On January 9, 2024, Hannon Armstrong Sustainable Infrastructure Capital, Inc., a Maryland corporation (the “Company”), through its indirect subsidiaries HAT Holdings I LLC, a Maryland limited liability company (“HAT I”), and HAT Holdings II LLC, a Maryland limited liability company (“HAT II”, and together with HAT I, the “Issuers”) issued a preliminary offering memorandum in connection with the Issuers’ add-on offering of $100 million aggregate principal amount of 8.00% Green Senior Unsecured Notes due 2027 in which the following was set forth. References herein to “we,” “our,” “us” and “our company” refer to the Company, Hannon Armstrong Sustainable Infrastructure, L.P., and any of the Company’s other subsidiaries.
We have seven identified near-term investment opportunities in various stages ranging from negotiating term sheets and letters of intent to executed term sheets and letters of intent with an aggregate size of greater than $250 million and a weighted average anticipated yield of approximately 11% (collectively, the “Identified Projects”). More specifically, we have identified three such Behind-the-Meter (“BTM”) investments with a weighted average anticipated yield range of approximately 10.50% to 11.00%, one such Grid-Connected (“GC”) investment with a anticipated yield of approximately 11.00%, and three such Fuels, Transport, and Nature (“FTN”) investments with a weighted average anticipated yield range of approximately 10.50% to 12.00%.

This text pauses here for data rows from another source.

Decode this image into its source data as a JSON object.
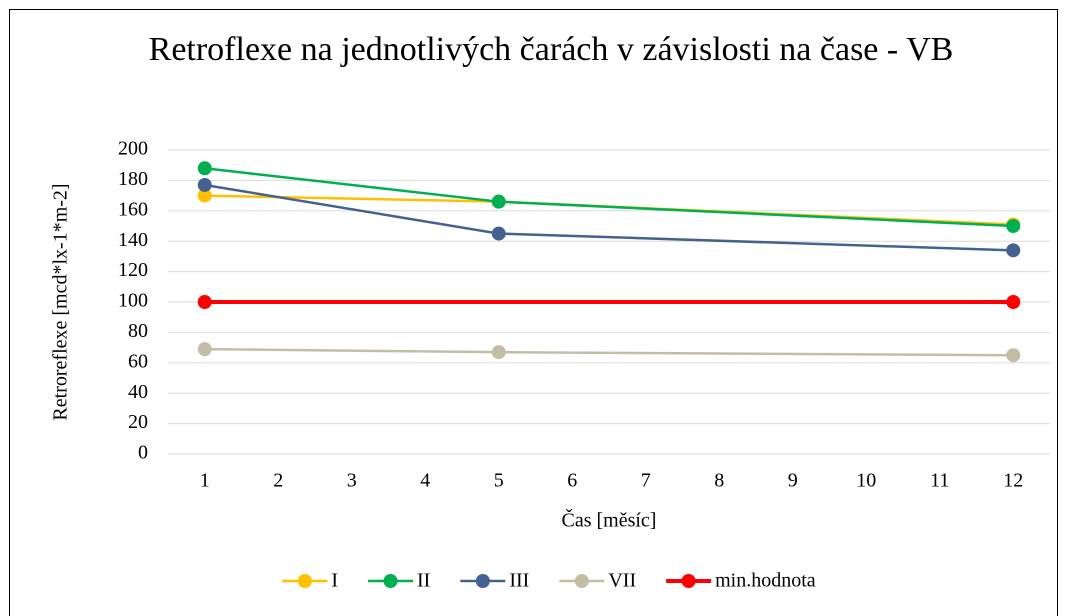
{
  "chart_data": {
    "type": "line",
    "title": "Retroflexe na jednotlivých čarách v závislosti na čase - VB",
    "x_label": "Čas [měsíc]",
    "y_label": "Retroreflexe [mcd*lx-1*m-2]",
    "xlim": [
      0.5,
      12.5
    ],
    "xticks": [
      1,
      2,
      3,
      4,
      5,
      6,
      7,
      8,
      9,
      10,
      11,
      12
    ],
    "ylim": [
      0,
      200
    ],
    "yticks": [
      0,
      20,
      40,
      60,
      80,
      100,
      120,
      140,
      160,
      180,
      200
    ],
    "grid": true,
    "legend": "bottom",
    "series": [
      {
        "name": "I",
        "color": "#ffc000",
        "x": [
          1,
          5,
          12
        ],
        "values": [
          170,
          166,
          151
        ]
      },
      {
        "name": "II",
        "color": "#00b050",
        "x": [
          1,
          5,
          12
        ],
        "values": [
          188,
          166,
          150
        ]
      },
      {
        "name": "III",
        "color": "#44628f",
        "x": [
          1,
          5,
          12
        ],
        "values": [
          177,
          145,
          134
        ]
      },
      {
        "name": "VII",
        "color": "#c4bda5",
        "x": [
          1,
          5,
          12
        ],
        "values": [
          69,
          67,
          65
        ]
      },
      {
        "name": "min.hodnota",
        "color": "#ff0000",
        "x": [
          1,
          12
        ],
        "values": [
          100,
          100
        ]
      }
    ]
  }
}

As of September 30, 2023, on an “as adjusted” basis as described in the following sentence, our debt-to-equity ratio on an as adjusted basis is 2.0x. We calculate this amount as the sum of $4.5 billion of Total liabilities as of September 30, 2023, less $150.6 million of Other liabilities as of September 30, 2023, less a net $85.9 million reduction in balance under our unsecured revolving credit facility made between October 1, 2023 and December 31, 2023 and less a net $19.8 million reduction in balance under our commercial paper program made between October 1, 2023 and December 31, 2023, divided by the sum of Total stockholders’ equity of $2.1 billion as of September 30, 2023 plus net proceeds of $31.8 million from at-the-market equity sales after September 30, 2023 through January 5, 2024.
An “anticipated yield” represents the yield that we calculate when evaluating potential investments and is the rate at which we discount the estimated cash flows of such investments. In calculating anticipated yields, we make the same assumptions as those used in our calculation of underwritten yield as described under the heading “Portfolio Yield” in our Quarterly Report on Form 10-Q for the quarter ended September 30, 2023. The anticipated yield amounts shown are based on various assumptions and estimates based on our model. Assumptions and estimates may prove to be inaccurate and actual results may prove materially different and will vary between periods based on market conditions and other factors.
With respect to these investment opportunities, an assumed cost of debt of approximately 7% to 8% and leverage of approximately 2.0x, results in an anticipated return on equity of approximately 17% to 19%. There can, however, be no assurance with regard to any specific terms of such pipeline transactions, including our ability to close on and realize yields on our identified investment opportunities, or that any or all of the transactions in our pipeline will be completed.